Part b.) It suffices to simply consider the cE case, where c > 1. Since:
\frac{m(cE \cap [-r,r])}{m([-r,r])} = \frac{m(E \cap [-\frac{r}{c}, \frac{r}{c}])}{m([-\frac{r}{c},\frac{r}{c}])}
We have:
m(cE \cap [-r,r]) = \frac{m([-r,r])}{m([-\frac{r}{c},\frac{r}{c}])}m\Big(E \cap \Big[-\frac{r}{c},\frac{r}{c}\Big]\Big) = \ldots
\ldots = cm\Big(E \cap \Big[-\frac{r}{c},\frac{r}{c}\Big]\Big)

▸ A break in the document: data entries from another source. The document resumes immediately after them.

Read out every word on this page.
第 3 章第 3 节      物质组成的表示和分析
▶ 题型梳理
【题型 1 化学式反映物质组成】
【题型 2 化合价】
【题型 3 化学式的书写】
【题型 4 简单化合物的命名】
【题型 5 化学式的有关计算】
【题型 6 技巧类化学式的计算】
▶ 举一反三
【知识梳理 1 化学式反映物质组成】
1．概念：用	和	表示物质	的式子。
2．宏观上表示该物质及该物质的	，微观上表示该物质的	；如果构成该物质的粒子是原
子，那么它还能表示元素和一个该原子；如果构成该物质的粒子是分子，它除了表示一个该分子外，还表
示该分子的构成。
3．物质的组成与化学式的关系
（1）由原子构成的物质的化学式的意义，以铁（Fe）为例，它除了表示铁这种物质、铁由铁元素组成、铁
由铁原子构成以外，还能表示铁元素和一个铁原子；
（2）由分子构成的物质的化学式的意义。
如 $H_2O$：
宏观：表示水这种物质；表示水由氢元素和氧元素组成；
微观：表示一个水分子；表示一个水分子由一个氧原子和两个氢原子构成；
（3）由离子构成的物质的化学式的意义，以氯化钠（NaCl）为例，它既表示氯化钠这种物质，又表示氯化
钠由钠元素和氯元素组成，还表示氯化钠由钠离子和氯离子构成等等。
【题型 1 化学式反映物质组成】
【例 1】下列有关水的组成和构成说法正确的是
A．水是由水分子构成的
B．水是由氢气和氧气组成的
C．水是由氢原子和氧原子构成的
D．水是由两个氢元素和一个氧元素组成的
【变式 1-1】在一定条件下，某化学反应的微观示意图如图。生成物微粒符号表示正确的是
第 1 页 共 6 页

Thus, like in part a, we have that since \forall \epsilon > 0 there exists an r_0 > 0 such that \forall r \in (0,r_0):
m(E \cap [-r,r]) > (1 - \epsilon)2r
Therefore, since \frac{r}{c} < r, we have:
m(cE \cap [-r,r]) = cm\Big(E \cap \Big[-\frac{r}{c},\frac{r}{c}\Big]\Big) > c(1 - \epsilon)2\frac{r}{c} = \ldots
\ldots = (1 - \epsilon)2r > 0
...when \epsilon < \frac{1}{2}. Thus, under these settings, the estimate:
m(cE \cap E \cap [-r,r]) > (1 - 2\epsilon)2r
...holds, \implies we can choose a sequence of x_n's satisfying the desired condition.
To see that this condition holds for 0 < c < 1, observe that if we simply define cE = F, that: \frac{1}{c}F = E, and the statement holds per the previous argument.
Now, since we know it works for c > 0, and c = -1 (from Part a.), simply combine the arguments to see that this clearly works for c \in \mathbb{R} \backslash \lbrace 0 \rbrace.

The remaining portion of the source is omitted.